BEYOND THE NUMBERS
The number of low-income households paying more than half of their income for rent or living in severely substandard housing remains 30 percent above pre-recession levels despite the improving economy, a new Department of Housing and Urban Development (HUD) report shows. Policymakers should keep that in mind during this year’s budget process, when they’ll be allocating federal resources.
In 2013, 7.7 million households had “worst-case housing needs” (HUD’s measure of the most serious housing problems), the report shows — up from 5.9 million in 2007. Most of them include a child, elderly individual, or person with disabilities. These data don’t include many of the more than 1 million households that were in shelters or on the streets in 2013.
Nearly all (97 percent) of the 7.7 million households paid more than half of their income for rent and utilities. Families that pay such a large share of their income for housing have great difficulty meeting other basic needs like food or medication, and they risk losing their homes if they can’t keep up with rent payments. Recent research also has found that unaffordable housing costs can affect children’s cognitive development.

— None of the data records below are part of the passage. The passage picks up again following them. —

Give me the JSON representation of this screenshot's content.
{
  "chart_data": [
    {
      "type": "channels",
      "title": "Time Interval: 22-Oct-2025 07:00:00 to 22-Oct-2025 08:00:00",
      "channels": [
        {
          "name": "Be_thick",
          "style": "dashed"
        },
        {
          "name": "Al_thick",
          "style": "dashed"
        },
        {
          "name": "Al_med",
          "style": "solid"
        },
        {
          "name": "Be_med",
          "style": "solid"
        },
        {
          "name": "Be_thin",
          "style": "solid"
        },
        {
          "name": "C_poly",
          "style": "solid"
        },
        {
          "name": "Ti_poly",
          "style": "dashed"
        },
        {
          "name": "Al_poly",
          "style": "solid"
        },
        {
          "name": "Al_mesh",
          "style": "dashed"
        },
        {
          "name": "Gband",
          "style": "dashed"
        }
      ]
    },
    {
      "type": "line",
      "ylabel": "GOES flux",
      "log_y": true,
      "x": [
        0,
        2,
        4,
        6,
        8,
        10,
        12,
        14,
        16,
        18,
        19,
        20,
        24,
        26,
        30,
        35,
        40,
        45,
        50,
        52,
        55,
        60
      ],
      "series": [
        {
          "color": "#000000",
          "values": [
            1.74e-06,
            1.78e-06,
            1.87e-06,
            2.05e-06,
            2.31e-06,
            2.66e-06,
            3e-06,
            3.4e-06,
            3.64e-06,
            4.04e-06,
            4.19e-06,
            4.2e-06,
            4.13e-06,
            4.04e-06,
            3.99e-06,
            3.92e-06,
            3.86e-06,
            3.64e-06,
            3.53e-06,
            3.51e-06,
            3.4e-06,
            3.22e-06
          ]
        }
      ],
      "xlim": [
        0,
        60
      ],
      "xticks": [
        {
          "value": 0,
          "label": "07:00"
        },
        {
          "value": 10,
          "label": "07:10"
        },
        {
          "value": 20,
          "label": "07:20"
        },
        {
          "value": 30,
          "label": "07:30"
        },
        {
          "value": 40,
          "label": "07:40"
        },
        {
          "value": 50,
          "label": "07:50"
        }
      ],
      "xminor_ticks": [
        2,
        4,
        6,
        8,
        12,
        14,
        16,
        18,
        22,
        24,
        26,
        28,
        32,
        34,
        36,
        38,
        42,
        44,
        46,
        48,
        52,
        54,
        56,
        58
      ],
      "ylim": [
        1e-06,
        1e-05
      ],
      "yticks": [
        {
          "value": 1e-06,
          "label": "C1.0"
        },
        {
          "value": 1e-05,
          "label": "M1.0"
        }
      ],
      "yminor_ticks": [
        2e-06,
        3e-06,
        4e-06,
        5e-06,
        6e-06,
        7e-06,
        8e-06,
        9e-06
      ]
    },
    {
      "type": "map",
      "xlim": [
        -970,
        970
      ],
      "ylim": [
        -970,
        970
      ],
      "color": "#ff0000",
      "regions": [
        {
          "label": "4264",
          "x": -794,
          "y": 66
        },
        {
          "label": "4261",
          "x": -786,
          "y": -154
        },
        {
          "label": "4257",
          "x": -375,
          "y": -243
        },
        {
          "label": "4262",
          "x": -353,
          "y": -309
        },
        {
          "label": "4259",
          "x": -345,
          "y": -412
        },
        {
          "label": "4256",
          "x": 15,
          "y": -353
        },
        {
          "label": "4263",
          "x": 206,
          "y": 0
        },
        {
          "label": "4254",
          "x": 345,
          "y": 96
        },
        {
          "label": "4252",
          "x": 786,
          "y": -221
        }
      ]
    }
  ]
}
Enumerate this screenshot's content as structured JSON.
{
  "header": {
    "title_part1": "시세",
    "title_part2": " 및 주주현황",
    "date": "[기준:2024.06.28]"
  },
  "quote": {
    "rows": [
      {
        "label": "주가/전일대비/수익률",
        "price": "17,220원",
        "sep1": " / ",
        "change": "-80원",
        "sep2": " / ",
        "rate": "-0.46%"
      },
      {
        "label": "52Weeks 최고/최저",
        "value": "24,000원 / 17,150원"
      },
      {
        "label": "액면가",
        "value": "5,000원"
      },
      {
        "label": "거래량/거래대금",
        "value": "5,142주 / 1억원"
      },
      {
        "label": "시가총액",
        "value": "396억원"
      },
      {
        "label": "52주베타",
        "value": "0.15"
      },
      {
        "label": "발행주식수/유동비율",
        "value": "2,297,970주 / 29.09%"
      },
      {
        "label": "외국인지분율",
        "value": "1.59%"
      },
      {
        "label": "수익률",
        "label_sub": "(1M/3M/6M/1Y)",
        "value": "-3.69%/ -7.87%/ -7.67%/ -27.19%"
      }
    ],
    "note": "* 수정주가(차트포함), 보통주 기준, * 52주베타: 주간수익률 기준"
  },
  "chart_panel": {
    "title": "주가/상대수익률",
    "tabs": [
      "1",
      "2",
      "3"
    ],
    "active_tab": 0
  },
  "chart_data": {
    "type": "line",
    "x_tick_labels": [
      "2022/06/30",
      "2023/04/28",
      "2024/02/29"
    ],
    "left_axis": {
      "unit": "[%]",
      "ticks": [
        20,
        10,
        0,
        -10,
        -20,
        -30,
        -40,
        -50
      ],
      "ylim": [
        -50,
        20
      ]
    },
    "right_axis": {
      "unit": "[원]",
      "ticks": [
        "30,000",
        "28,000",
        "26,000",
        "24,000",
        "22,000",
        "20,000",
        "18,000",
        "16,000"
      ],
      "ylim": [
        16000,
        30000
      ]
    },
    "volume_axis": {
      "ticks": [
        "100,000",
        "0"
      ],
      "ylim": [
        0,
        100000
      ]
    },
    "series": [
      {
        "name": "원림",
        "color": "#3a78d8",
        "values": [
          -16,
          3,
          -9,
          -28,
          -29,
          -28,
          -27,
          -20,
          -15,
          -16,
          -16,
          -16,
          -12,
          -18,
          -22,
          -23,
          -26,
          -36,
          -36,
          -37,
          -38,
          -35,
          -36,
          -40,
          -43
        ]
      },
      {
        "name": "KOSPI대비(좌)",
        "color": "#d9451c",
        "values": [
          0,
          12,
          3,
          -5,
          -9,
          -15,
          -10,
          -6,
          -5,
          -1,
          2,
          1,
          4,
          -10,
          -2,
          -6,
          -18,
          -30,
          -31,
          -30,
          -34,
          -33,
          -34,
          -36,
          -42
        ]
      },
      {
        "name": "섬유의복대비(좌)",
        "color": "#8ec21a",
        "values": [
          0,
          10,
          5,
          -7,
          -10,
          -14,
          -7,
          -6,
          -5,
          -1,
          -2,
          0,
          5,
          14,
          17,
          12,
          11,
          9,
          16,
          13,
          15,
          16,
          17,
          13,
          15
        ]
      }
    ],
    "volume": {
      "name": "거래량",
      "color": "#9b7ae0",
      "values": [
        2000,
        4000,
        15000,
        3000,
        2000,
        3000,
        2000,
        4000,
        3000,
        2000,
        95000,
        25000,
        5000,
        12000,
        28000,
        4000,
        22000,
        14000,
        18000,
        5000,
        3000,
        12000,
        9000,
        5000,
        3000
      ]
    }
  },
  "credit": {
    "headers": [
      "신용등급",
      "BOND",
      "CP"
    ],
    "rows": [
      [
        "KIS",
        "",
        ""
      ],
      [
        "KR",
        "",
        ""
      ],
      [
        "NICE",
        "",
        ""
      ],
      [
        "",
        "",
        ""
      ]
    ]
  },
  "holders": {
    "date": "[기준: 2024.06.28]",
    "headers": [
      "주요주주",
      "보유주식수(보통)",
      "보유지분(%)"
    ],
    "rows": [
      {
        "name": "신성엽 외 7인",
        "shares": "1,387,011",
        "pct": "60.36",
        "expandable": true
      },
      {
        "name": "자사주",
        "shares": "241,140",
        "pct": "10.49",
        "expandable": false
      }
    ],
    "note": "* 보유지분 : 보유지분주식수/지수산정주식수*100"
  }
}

Wages aren’t likely to rise enough to significantly close the gap between earnings and rental costs any time soon, so the need for rental assistance among working families, as well as elderly and disabled individuals on fixed incomes, will remain high. The President’s budget boosts funding for HUD rental assistance by $3.8 billion in 2016 in order to provide affordable housing for about 100,000 more low-income households while maintaining assistance to more than 4.7 million families. Most of this increase would go to restoring 67,000 Housing Choice Vouchers cut by the sequestration budget cuts.